Note: This was originally posted on NJWV.
A photo campaign highlighting the faces and voices of black students at Harvard College. Our voices often go unheard on this campus, our experiences are devalued, our presence is questioned—this project is our way of speaking back, of claiming this campus, of standing up to say: We are here. This place is ours. We, TOO, are Harvard.
Our project was inspired by the recent ‘I, too, am Harvard’ initiative. The Harvard project resonated with a sense of communal disaffection that students of colour at Oxford have with the University. The sharing of the Buzzfeed article ‘I, too, am Harvard’ on the online Oxford based race forum, ‘Skin Deep’ led to students quickly self organising a photoshoot within the same week. A message that was consistently reaffirmed throughout the day was that students in their daily encounters at Oxford are made to feel different and Othered from the Oxford community.
We hope to offer the opportunity to build a stage on which men and women of color can be included in the atmosphere of this campus. Most of all, we want to continue the momentum pushed forth by other I Am movements across the nation and the world.
So this has become a proper meme on college campuses now. I’ve also seen a Johns Hopkins version on Twitter. I’m sure there are others going on as well. Part of me is resistant to this type of “me too” project in that it risks becoming Yet-Another-I-Too-Am project—where the perceived lack of creativity makes it easier to dismiss the concerns the project raises.
Part of me though sees it as being absolutely necessary since an all-too-easy response to seeing I, Too, Am Harvard is to think “that would never happen here.” It’s very easy to dismiss these as someone else’s problem until one shows up on your campus or alma mater.
This assumes that people, say at Princeton, even saw the Harvard or Oxford projects.
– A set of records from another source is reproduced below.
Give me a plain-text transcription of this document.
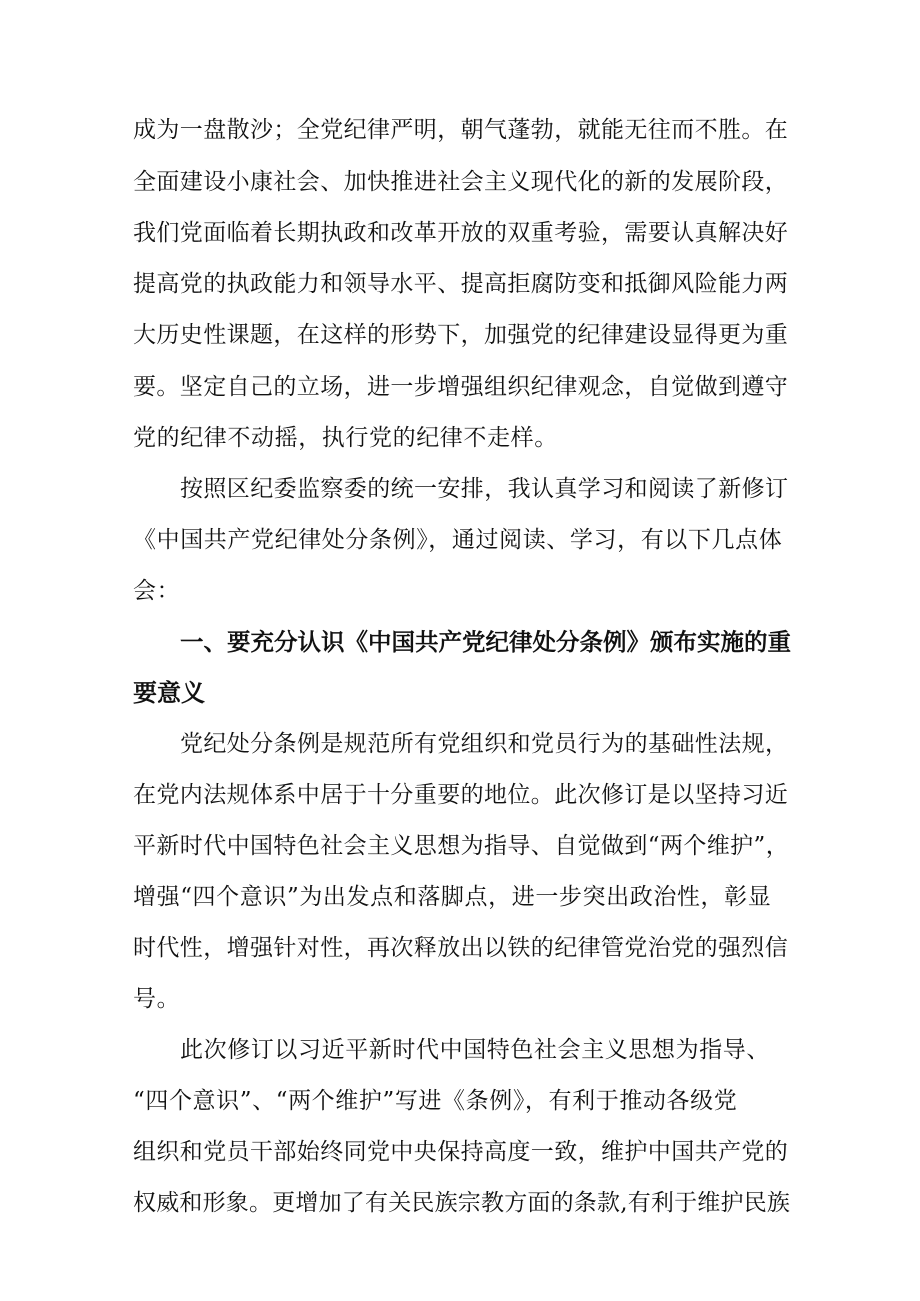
成为一盘散沙；全党纪律严明，朝气蓬勃，就能无往而不胜。在
全面建设小康社会、加快推进社会主义现代化的新的发展阶段，
我们党面临着长期执政和改革开放的双重考验，需要认真解决好
提高党的执政能力和领导水平、提高拒腐防变和抵御风险能力两
大历史性课题，在这样的形势下，加强党的纪律建设显得更为重
要。坚定自己的立场，进一步增强组织纪律观念，自觉做到遵守
党的纪律不动摇，执行党的纪律不走样。
按照区纪委监察委的统一安排，我认真学习和阅读了新修订
《中国共产党纪律处分条例》，通过阅读、学习，有以下几点体
会：
一、要充分认识《中国共产党纪律处分条例》颁布实施的重
要意义
党纪处分条例是规范所有党组织和党员行为的基础性法规，
在党内法规体系中居于十分重要的地位。此次修订是以坚持习近
平新时代中国特色社会主义思想为指导、自觉做到“两个维护”，
增强“四个意识”为出发点和落脚点，进一步突出政治性，彰显
时代性，增强针对性，再次释放出以铁的纪律管党治党的强烈信
号。
此次修订以习近平新时代中国特色社会主义思想为指导、
“四个意识”、“两个维护”写进《条例》，有利于推动各级党
组织和党员干部始终同党中央保持高度一致，维护中国共产党的
权威和形象。更增加了有关民族宗教方面的条款,有利于维护民族
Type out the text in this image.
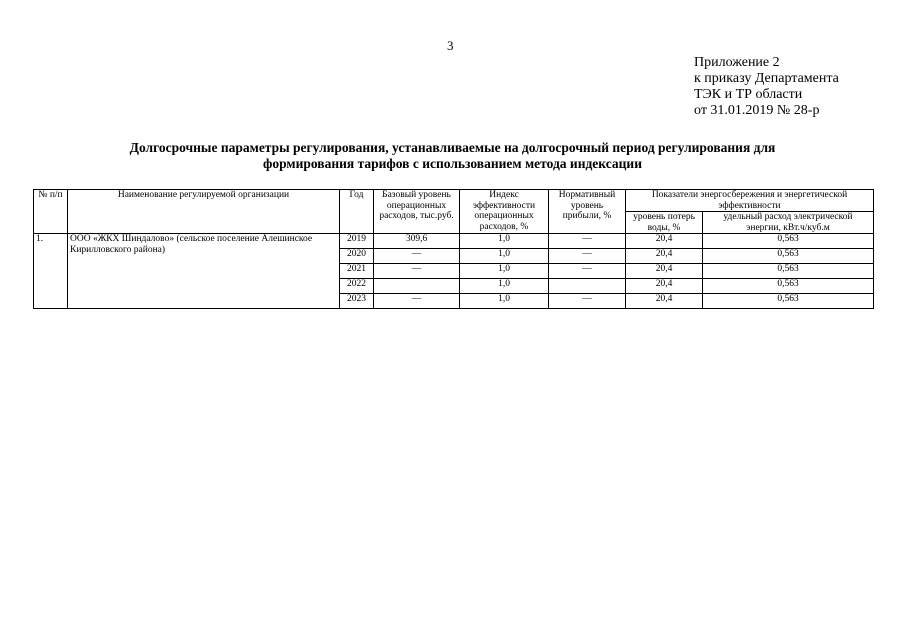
3
Приложение 2
к приказу Департамента
ТЭК и ТР области
от 31.01.2019 № 28-р
Долгосрочные параметры регулирования, устанавливаемые на долгосрочный период регулирования для
формирования тарифов с использованием метода индексации
№ п/п	Наименование регулируемой организации	Год	Базовый уровень операционных расходов, тыс.руб.	Индекс эффективности операционных расходов, %	Нормативный уровень прибыли, %	Показатели энергосбережения и энергетической эффективности	
						уровень потерь воды, %	удельный расход электрической энергии, кВт.ч/куб.м
1.	ООО «ЖКХ Шиндалово» (сельское поселение Алешинское Кирилловского района)	2019	309,6	1,0	—	20,4	0,563
		2020	—	1,0	—	20,4	0,563
		2021	—	1,0	—	20,4	0,563
		2022		1,0		20,4	0,563
		2023	—	1,0	—	20,4	0,563
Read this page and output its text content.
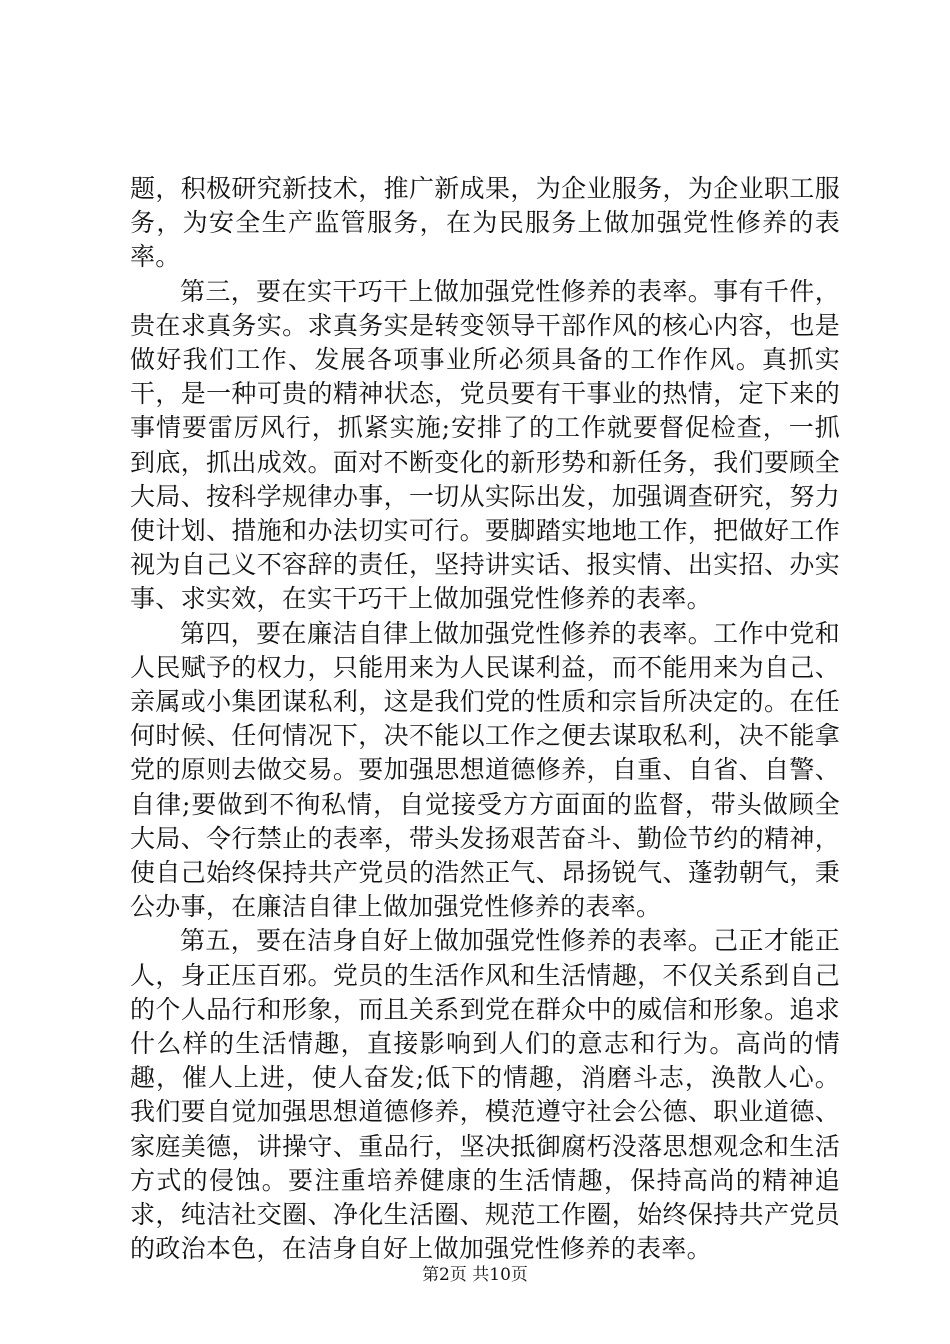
题，积极研究新技术，推广新成果，为企业服务，为企业职工服务，为安全生产监管服务，在为民服务上做加强党性修养的表率。

第三，要在实干巧干上做加强党性修养的表率。事有千件，贵在求真务实。求真务实是转变领导干部作风的核心内容，也是做好我们工作、发展各项事业所必须具备的工作作风。真抓实干，是一种可贵的精神状态，党员要有干事业的热情，定下来的事情要雷厉风行，抓紧实施;安排了的工作就要督促检查，一抓到底，抓出成效。面对不断变化的新形势和新任务，我们要顾全大局、按科学规律办事，一切从实际出发，加强调查研究，努力使计划、措施和办法切实可行。要脚踏实地地工作，把做好工作视为自己义不容辞的责任，坚持讲实话、报实情、出实招、办实事、求实效，在实干巧干上做加强党性修养的表率。

第四，要在廉洁自律上做加强党性修养的表率。工作中党和人民赋予的权力，只能用来为人民谋利益，而不能用来为自己、亲属或小集团谋私利，这是我们党的性质和宗旨所决定的。在任何时候、任何情况下，决不能以工作之便去谋取私利，决不能拿党的原则去做交易。要加强思想道德修养，自重、自省、自警、自律;要做到不徇私情，自觉接受方方面面的监督，带头做顾全大局、令行禁止的表率，带头发扬艰苦奋斗、勤俭节约的精神，使自己始终保持共产党员的浩然正气、昂扬锐气、蓬勃朝气，秉公办事，在廉洁自律上做加强党性修养的表率。

第五，要在洁身自好上做加强党性修养的表率。己正才能正人，身正压百邪。党员的生活作风和生活情趣，不仅关系到自己的个人品行和形象，而且关系到党在群众中的威信和形象。追求什么样的生活情趣，直接影响到人们的意志和行为。高尚的情趣，催人上进，使人奋发;低下的情趣，消磨斗志，涣散人心。我们要自觉加强思想道德修养，模范遵守社会公德、职业道德、家庭美德，讲操守、重品行，坚决抵御腐朽没落思想观念和生活方式的侵蚀。要注重培养健康的生活情趣，保持高尚的精神追求，纯洁社交圈、净化生活圈、规范工作圈，始终保持共产党员的政治本色，在洁身自好上做加强党性修养的表率。

第2页 共10页
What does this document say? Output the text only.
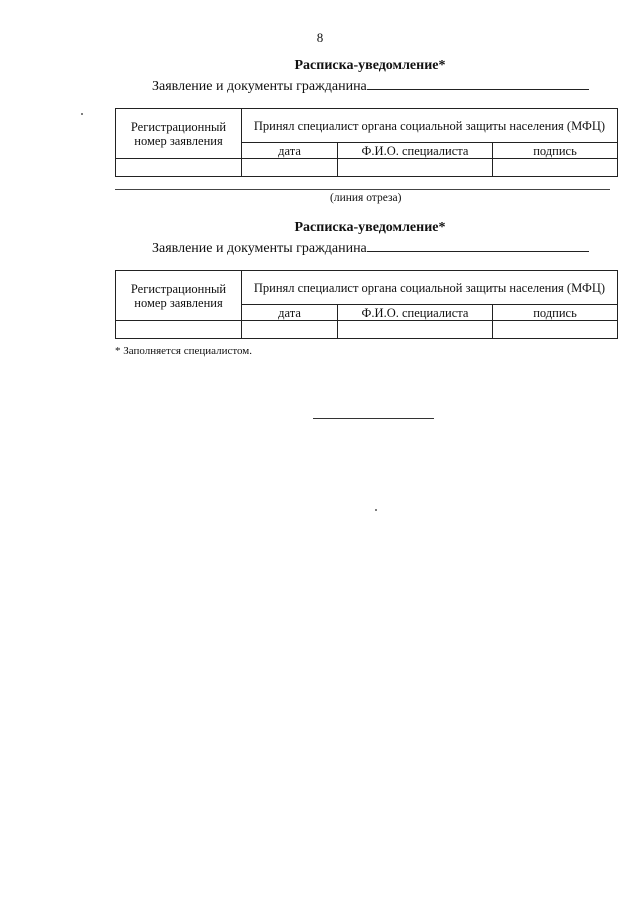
8
Расписка-уведомление*
Заявление и документы гражданина
Регистрационный номер заявления	Принял специалист органа социальной защиты населения (МФЦ)		
	дата	Ф.И.О. специалиста	подпись

(линия отреза)
Расписка-уведомление*
Заявление и документы гражданина
Регистрационный номер заявления	Принял специалист органа социальной защиты населения (МФЦ)		
	дата	Ф.И.О. специалиста	подпись

* Заполняется специалистом.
I’m totally okay with doing a me too project because you think your audience is ignorant of the other projects. A lot of the point of privilege is being completely unaware of this sort of thing until it gets held up in your face.
I also like looking at these as listing microaggressions rather than completely eggregious racism since it’s very easy for us to dismiss and distance ourselves from the obviously-racist stuff and very difficult for us to even be aware of how we’re all committing microaggressions. The more we’re aware of how these little comments hurt—even the intended-compliments about “good english”—and how we all use them, the better off we’ll all be.
And yes, I’m saying “we all” because I fully subscribe to the idea that we’re all a little bit racist and that acknowledging as much is the most-important step to dealing with it.
About the form
The other thing about these projects that interests me is the form itself. This kind of portrait where the subject is holding a sign isn’t anything new. But it’s become an increasingly popular form on the web. I think a lot of this is because of how popular image macros have become; holding your own sign is a very easy way to make your own in-camera image macro.
It’s also representative of how much photography has become the medium of communication these days. It’s no longer text or images. It’s both. And fluency in both is what all the kids are doing now.